Compared to public debt, private credit covenants are generally stronger. Contentious jockeying between creditors “in private credit is comparatively lower than the [broadly syndicated loan] market.” According to other data, “only about 20% of direct lending deals” have weaker covenants. On the other hand, “about 90% of syndicated loans are covenant-lite.” Additionally, “[l]everage on new direct lending deals has declined.” Investors are less exposed to risk in private credit.
Despite lower risk and higher yields, U.S. and foreign regulators seem determined to intervene in private credit. The head of the Financial Stability Board (FSB), which is an intergovernmental entity based in Basel, Switzerland has wrongly criticized private credit. The Bank for International Settlements (BIS), which is the parent entity of the FSB, the International Monetary Fund (IMF), and the Financial Stability Oversight Council (FSOC) have also made unfounded accusations of private credit’s “opacity” and “illiquidity”—neither of which necessitates more regulation.
Critics of private credit complain that it is too opaque. However, private credit transparency is designed to differ from public equities and debt. Private credit uses investments from accredited investors, such as pension funds, endowment funds, or wealthy individuals. The U.S. Court of Appeals for the Fifth Circuit recently struck down the Securities and Exchange Commission’s private fund adviser rule primarily because Congress never intended for institutional investors to receive exactly the same disclosures as individual investors.
Private credit’s illiquidity is a benefit to investors because they can earn higher returns in the form of an “illiquidity premium.” Illiquid funds also protect investors against volatility and are not as susceptible to rapid redemptions, or fire sales.

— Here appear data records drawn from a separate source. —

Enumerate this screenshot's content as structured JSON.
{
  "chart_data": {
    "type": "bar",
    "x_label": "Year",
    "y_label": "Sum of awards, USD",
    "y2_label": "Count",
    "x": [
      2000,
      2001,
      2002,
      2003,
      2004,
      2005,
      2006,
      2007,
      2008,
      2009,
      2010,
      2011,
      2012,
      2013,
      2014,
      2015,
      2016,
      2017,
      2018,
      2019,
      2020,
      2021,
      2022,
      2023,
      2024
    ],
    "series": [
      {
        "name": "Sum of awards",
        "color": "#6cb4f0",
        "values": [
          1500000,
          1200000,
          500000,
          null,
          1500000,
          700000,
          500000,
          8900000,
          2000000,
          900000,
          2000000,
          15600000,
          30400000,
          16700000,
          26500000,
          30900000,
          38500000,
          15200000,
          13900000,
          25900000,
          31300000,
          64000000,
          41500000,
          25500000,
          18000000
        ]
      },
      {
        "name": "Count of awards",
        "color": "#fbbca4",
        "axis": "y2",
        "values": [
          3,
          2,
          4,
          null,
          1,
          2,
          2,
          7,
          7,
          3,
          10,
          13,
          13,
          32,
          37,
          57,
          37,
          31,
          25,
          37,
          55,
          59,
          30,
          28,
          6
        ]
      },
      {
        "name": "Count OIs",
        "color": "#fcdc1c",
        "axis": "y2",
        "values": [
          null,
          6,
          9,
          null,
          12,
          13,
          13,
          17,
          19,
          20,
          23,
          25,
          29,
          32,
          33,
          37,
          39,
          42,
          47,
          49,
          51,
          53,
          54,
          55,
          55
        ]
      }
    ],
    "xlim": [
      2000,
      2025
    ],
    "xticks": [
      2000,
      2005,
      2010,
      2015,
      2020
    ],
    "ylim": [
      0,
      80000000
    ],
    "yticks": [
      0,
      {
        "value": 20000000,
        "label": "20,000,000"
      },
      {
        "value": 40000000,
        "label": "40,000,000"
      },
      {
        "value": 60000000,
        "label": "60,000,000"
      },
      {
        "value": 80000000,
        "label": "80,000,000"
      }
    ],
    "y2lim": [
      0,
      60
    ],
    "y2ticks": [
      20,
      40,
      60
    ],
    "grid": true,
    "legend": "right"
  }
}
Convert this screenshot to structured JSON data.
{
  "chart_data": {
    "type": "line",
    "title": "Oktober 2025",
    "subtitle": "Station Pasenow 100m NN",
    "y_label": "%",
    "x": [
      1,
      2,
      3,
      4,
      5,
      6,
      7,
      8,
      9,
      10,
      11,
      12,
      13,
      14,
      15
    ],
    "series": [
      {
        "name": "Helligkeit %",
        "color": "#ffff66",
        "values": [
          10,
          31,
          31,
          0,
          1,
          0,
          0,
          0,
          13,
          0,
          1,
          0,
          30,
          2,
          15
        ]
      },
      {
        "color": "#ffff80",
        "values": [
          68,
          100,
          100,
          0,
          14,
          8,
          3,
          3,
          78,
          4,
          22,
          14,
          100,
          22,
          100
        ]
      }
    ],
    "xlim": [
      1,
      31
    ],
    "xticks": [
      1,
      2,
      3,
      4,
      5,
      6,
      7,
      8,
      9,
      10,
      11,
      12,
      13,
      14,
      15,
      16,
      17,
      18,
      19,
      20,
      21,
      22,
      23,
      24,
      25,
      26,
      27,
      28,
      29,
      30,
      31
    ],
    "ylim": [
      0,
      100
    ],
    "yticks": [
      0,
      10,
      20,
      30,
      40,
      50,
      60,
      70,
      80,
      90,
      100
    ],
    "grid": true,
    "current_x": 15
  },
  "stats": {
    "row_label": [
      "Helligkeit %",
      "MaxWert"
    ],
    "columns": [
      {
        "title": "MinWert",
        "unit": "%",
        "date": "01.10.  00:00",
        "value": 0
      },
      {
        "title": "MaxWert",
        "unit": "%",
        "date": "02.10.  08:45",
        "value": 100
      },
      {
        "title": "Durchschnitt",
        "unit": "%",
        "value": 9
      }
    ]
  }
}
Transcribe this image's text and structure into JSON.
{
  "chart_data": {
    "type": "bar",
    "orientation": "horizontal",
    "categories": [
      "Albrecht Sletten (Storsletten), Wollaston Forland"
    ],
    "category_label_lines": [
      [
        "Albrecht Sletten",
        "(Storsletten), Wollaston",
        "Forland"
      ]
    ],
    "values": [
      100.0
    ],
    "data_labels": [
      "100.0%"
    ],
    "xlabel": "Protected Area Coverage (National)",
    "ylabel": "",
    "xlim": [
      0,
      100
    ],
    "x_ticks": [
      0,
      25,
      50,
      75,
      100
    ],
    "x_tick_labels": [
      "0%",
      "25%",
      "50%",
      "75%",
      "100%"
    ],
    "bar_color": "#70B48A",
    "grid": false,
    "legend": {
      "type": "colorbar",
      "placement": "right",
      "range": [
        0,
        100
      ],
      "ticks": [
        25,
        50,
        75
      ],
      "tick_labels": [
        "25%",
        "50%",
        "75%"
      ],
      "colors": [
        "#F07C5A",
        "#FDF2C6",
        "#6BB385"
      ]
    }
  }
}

Regulators are putting the U.S. financial system between a rock and a hard place. The proposed rules for the U.S. implementation of bank capital requirements arbitrarily limits banks’ exposures to securitizations. The rules also make it more expensive for banks to lend to private companies compared to publicly traded companies. The market has adjusted to these types of regulations by creating private credit funds to fill the financing gap. Regulating private credit similarly to banks would reduce credit allocation and make credit access more costly.
Private credit is a free market manifestation of the status quo. For example, KKR and Carlyle purchased Discover’s portfolio of student loans. The loans may be used in asset-based private credit, which would offer debt and equity tranches to potential investors. Even some banks are adapting and launching their own private credit funds to provide “non-bank private capital to the middle market.” When government-mandated capital requirements prevent banks from holding certain assets, nonbank financing allows borrowers to continue to access affordable credit. If private credit is further regulated, the continuation of this financing will become much less affordable or terminate entirely.
Scrutinizing private credit will inevitably hamper capital allocation to midsized American companies and individuals who rely on credit cards and other consumer financial products. Private credit has a role to play in the U.S. economy. Instead of criticizing new and innovative methods of private financing, policymakers need to embrace it and refrain from shortsighted interventions.